In an interview Wednesday, Mr. Giuliani declined to discuss the circumstances of how he obtained the hard drive and said he didn’t know if it was obtained through a hacking operation.
“Could it be hacked? I don’t know. I don’t think so,” Mr. Giuliani said. “If it was hacked, it’s for real. If it was hacked. I didn’t hack it. I have every right to use it.”
Investigations from the press and Congress “have all reached the same conclusion: that Joe Biden carried out official U.S. policy toward Ukraine and engaged in no wrongdoing,” said Andrew Bates, a Biden campaign spokesman, in a statement.
Hunter Biden served on the board of Burisma in 2014 until 2019, the first few years of which his father was vice president and overseeing a U.S. anticorruption push in the country. In a July 2019 phone call, Mr. Trump urged the newly elected Ukrainian president to announce an investigation into the Bidens in a conversation that was later flagged by a whistleblower, a call that ultimately led to his impeachment in the Democratic-led House.
Hunter Biden has denied wrongdoing and said he exercised poor judgment in joining Burisma’s board while his father’s vice presidential duties included Ukraine. A recent investigation by Republican senators didn’t demonstrate that his father sought the removal of Ukraine’s top prosecutor in 2016 to protect Burisma from investigation. Vice President Biden’s actions at the time had the support of the Obama administration, Republicans in Congress and U.S. allies and were aimed at a prosecutor broadly viewed as corrupt.
Thomas Rid, a professor of strategic studies at Johns Hopkins University who studies cybersecurity and election interference, said social-media companies are “doing the right thing by being cautious here.”

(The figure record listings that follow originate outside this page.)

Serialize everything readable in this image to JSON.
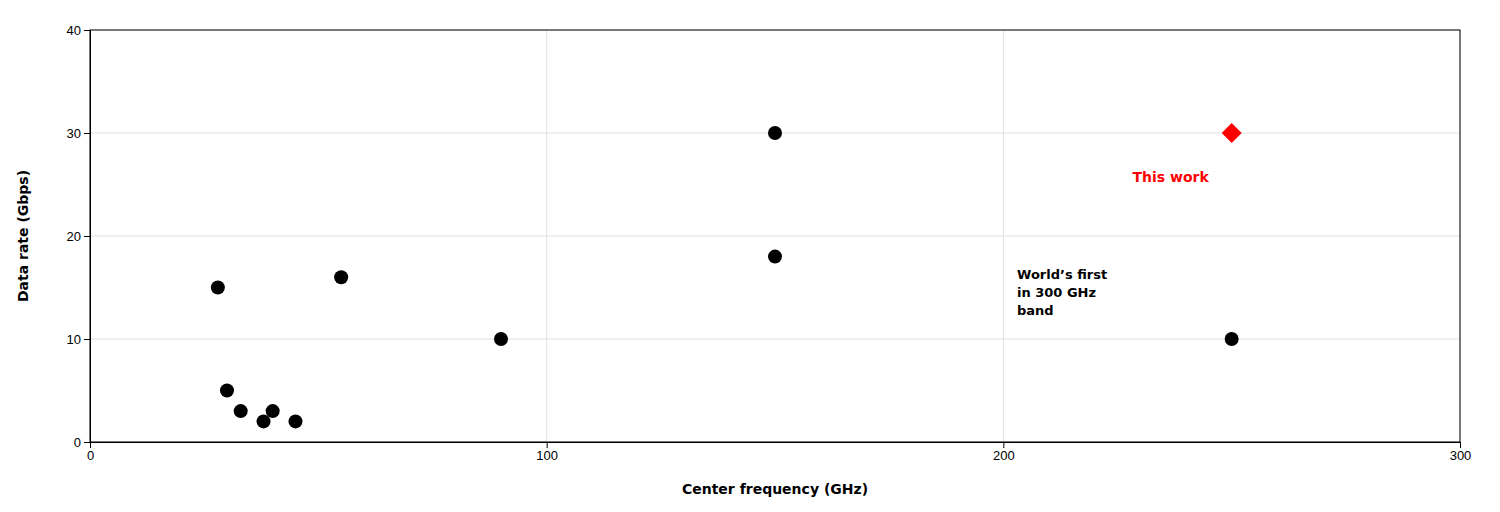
{
  "chart_data": {
    "type": "scatter",
    "xlabel": "Center frequency (GHz)",
    "ylabel": "Data rate (Gbps)",
    "series": [
      {
        "color": "#000000",
        "marker": "circle",
        "x": [
          28,
          30,
          33,
          38,
          40,
          45,
          55,
          90,
          150,
          150,
          250
        ],
        "values": [
          15,
          5,
          3,
          2,
          3,
          2,
          16,
          10,
          30,
          18,
          10
        ]
      },
      {
        "color": "#ff0000",
        "marker": "diamond",
        "x": [
          250
        ],
        "values": [
          30
        ]
      }
    ],
    "annotations": [
      {
        "text": "This work",
        "x": 245,
        "y": 26.5,
        "color": "#ff0000"
      },
      {
        "text": "World’s first\nin 300 GHz\nband",
        "x": 203,
        "y": 17
      }
    ],
    "xlim": [
      0,
      300
    ],
    "ylim": [
      0,
      40
    ],
    "xticks": [
      0,
      100,
      200,
      300
    ],
    "yticks": [
      0,
      10,
      20,
      30,
      40
    ],
    "grid": true
  }
}
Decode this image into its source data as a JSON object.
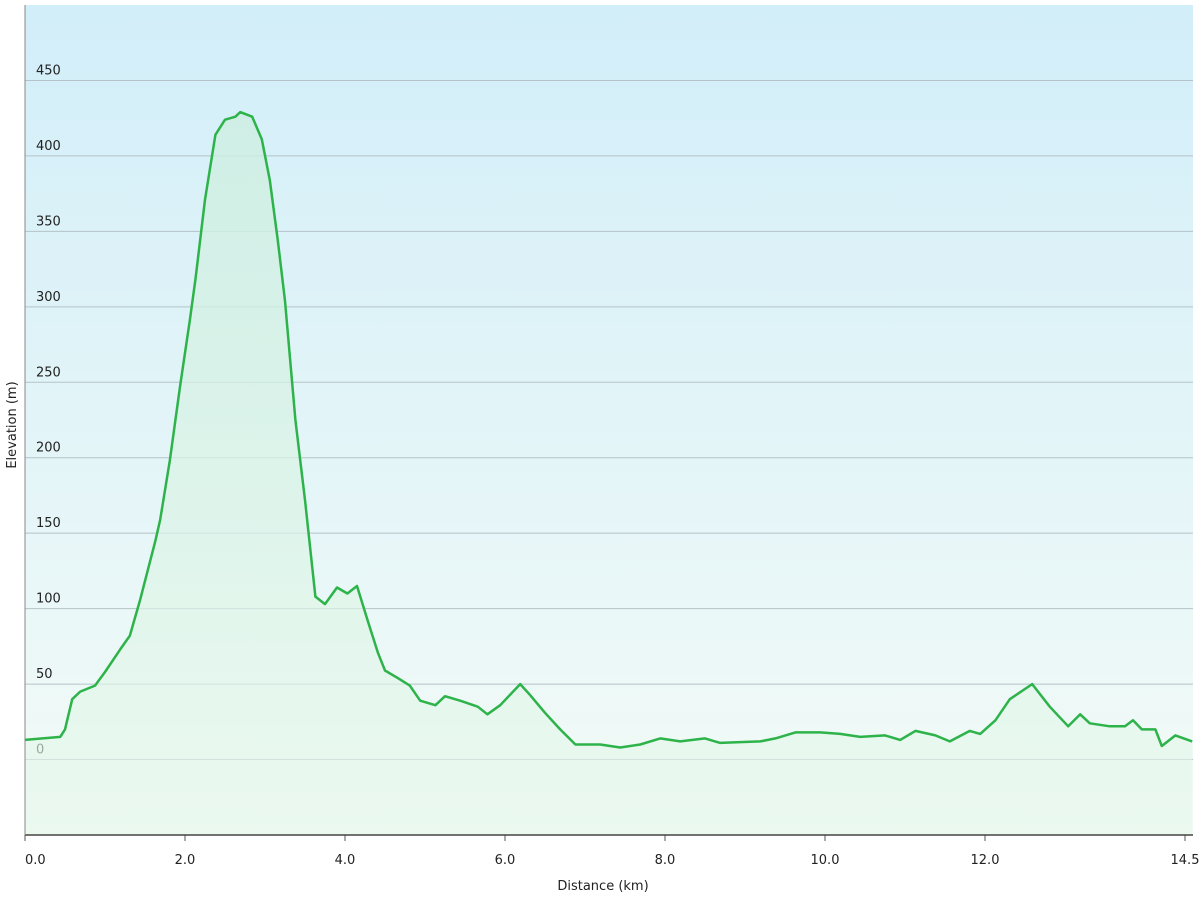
{
  "chart_data": {
    "type": "area",
    "xlabel": "Distance  (km)",
    "ylabel": "Elevation (m)",
    "x": [
      0,
      0.44,
      0.5,
      0.59,
      0.69,
      0.875,
      1.0,
      1.19,
      1.31,
      1.44,
      1.63,
      1.69,
      1.81,
      1.94,
      2.06,
      2.13,
      2.25,
      2.38,
      2.5,
      2.63,
      2.69,
      2.84,
      2.96,
      3.06,
      3.16,
      3.25,
      3.38,
      3.5,
      3.63,
      3.75,
      3.9,
      4.03,
      4.15,
      4.29,
      4.41,
      4.5,
      4.66,
      4.81,
      4.94,
      5.13,
      5.25,
      5.44,
      5.66,
      5.78,
      5.94,
      6.19,
      6.31,
      6.5,
      6.69,
      6.88,
      7.19,
      7.44,
      7.69,
      7.94,
      8.19,
      8.5,
      8.69,
      9.19,
      9.38,
      9.63,
      9.94,
      10.19,
      10.44,
      10.75,
      10.94,
      11.13,
      11.38,
      11.56,
      11.81,
      11.94,
      12.13,
      12.31,
      12.59,
      12.81,
      13.04,
      13.19,
      13.31,
      13.56,
      13.75,
      13.85,
      13.96,
      14.13,
      14.21,
      14.38,
      14.59
    ],
    "values": [
      13,
      15,
      20,
      40,
      45,
      49,
      58,
      73,
      82,
      106,
      145,
      159,
      198,
      248,
      291,
      318,
      371,
      414,
      424,
      426,
      429,
      426,
      411,
      384,
      344,
      304,
      225,
      172,
      108,
      103,
      114,
      110,
      115,
      91,
      71,
      59,
      54,
      49,
      39,
      36,
      42,
      39,
      35,
      30,
      36,
      50,
      43,
      31,
      20,
      10,
      10,
      8,
      10,
      14,
      12,
      14,
      11,
      12,
      14,
      18,
      18,
      17,
      15,
      16,
      13,
      19,
      16,
      12,
      19,
      17,
      26,
      40,
      50,
      35,
      22,
      30,
      24,
      22,
      22,
      26,
      20,
      20,
      9,
      16,
      12
    ],
    "color": "#2db34a",
    "xlim": [
      0,
      14.6
    ],
    "ylim": [
      -50,
      500
    ],
    "xticks": [
      {
        "value": 0,
        "label": "0.0"
      },
      {
        "value": 2,
        "label": "2.0"
      },
      {
        "value": 4,
        "label": "4.0"
      },
      {
        "value": 6,
        "label": "6.0"
      },
      {
        "value": 8,
        "label": "8.0"
      },
      {
        "value": 10,
        "label": "10.0"
      },
      {
        "value": 12,
        "label": "12.0"
      },
      14.5
    ],
    "yticks": [
      0,
      50,
      100,
      150,
      200,
      250,
      300,
      350,
      400,
      450
    ],
    "grid": true
  }
}
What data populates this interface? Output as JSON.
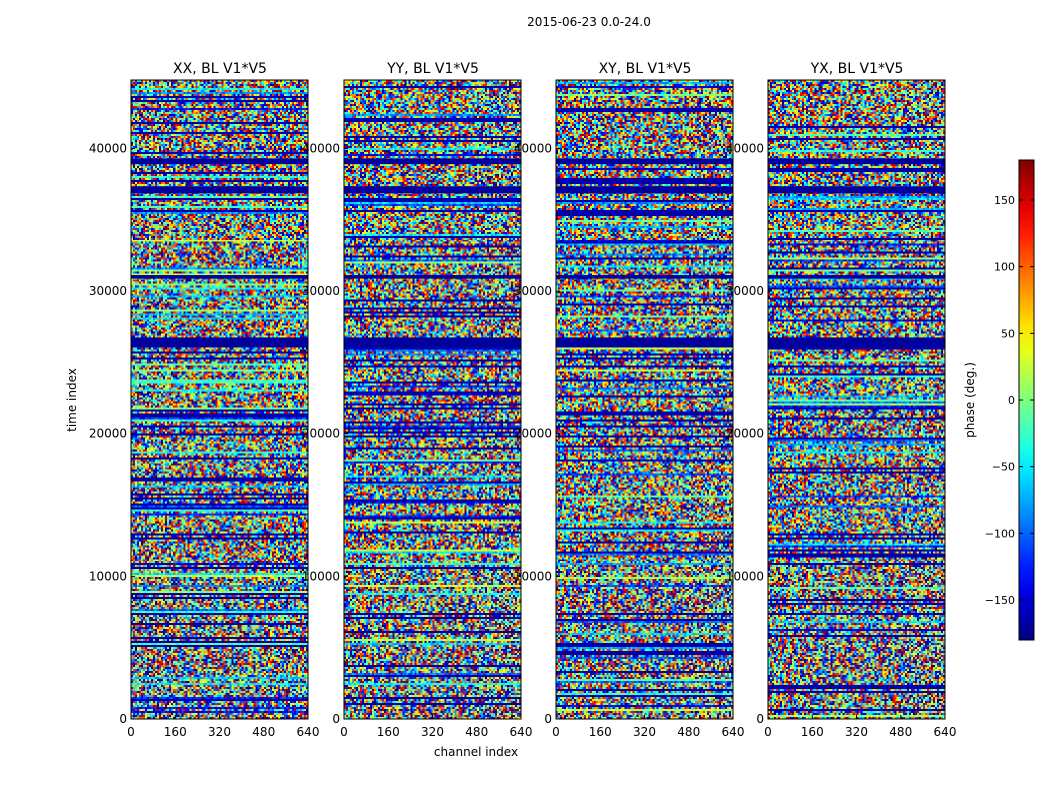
{
  "chart_data": {
    "type": "heatmap",
    "suptitle": "2015-06-23 0.0-24.0",
    "xlabel": "channel index",
    "ylabel": "time index",
    "xlim": [
      0,
      640
    ],
    "ylim": [
      0,
      44800
    ],
    "xticks": [
      0,
      160,
      320,
      480,
      640
    ],
    "yticks": [
      0,
      10000,
      20000,
      30000,
      40000
    ],
    "panels": [
      {
        "title": "XX, BL V1*V5",
        "polarization": "XX"
      },
      {
        "title": "YY, BL V1*V5",
        "polarization": "YY"
      },
      {
        "title": "XY, BL V1*V5",
        "polarization": "XY"
      },
      {
        "title": "YX, BL V1*V5",
        "polarization": "YX"
      }
    ],
    "colorbar": {
      "label": "phase (deg.)",
      "range": [
        -180,
        180
      ],
      "ticks": [
        -150,
        -100,
        -50,
        0,
        50,
        100,
        150
      ],
      "colormap": "jet"
    },
    "flagged_bands": [
      {
        "center": 39100,
        "width": 400
      },
      {
        "center": 37100,
        "width": 500
      },
      {
        "center": 26400,
        "width": 700
      },
      {
        "center": 31000,
        "width": 250
      }
    ]
  },
  "colors": {
    "jet": [
      "#00007f",
      "#0000ff",
      "#007fff",
      "#00ffff",
      "#7fff7f",
      "#ffff00",
      "#ff7f00",
      "#ff0000",
      "#7f0000"
    ],
    "axis": "#000000"
  }
}
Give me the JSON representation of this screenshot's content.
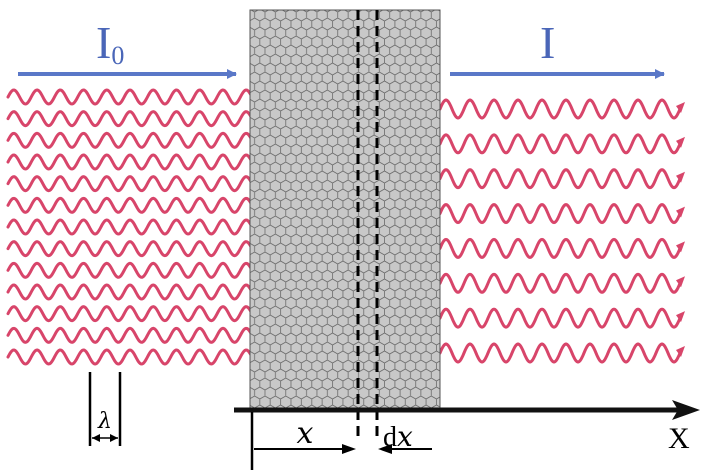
{
  "labels": {
    "incident_intensity_base": "I",
    "incident_intensity_sub": "0",
    "transmitted_intensity": "I",
    "wavelength": "λ",
    "depth": "x",
    "slab_thickness_d": "d",
    "slab_thickness_x": "x",
    "axis": "X"
  },
  "colors": {
    "wave": "#d8456a",
    "intensity_arrow": "#5a78c8",
    "label_blue": "#4a66b8",
    "slab_fill": "#c8c8c8",
    "hex_stroke": "#6a6a6a",
    "axis": "#111111"
  },
  "waves": {
    "incident_rows": 13,
    "transmitted_rows": 8,
    "incident_cycles": 10.5,
    "transmitted_cycles": 10
  }
}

Mr. Rid said there have been instances of last-minute email dumps ahead of elections in disinformation campaigns and that, while the source of the emails in question may be legitimate, the timing and the lack of independently verifiable information also raises a number of red flags.
Regardless of the social-media companies’ approach to the Post’s story, the controversy illustrates questions about the process of selecting content for fact-checking, said Mike Ananny, a journalism professor at the USC Annenberg School for Communication who has studied Facebook’s fact-checking program. “When Facebook and Twitter are in the business of deciding what journalistic content should appear on its networks, they’re not a neutral channel,” Mr. Ananny said.
—Ken Thomas, Dustin Volz and Rebecca Ballhaus contributed to this article.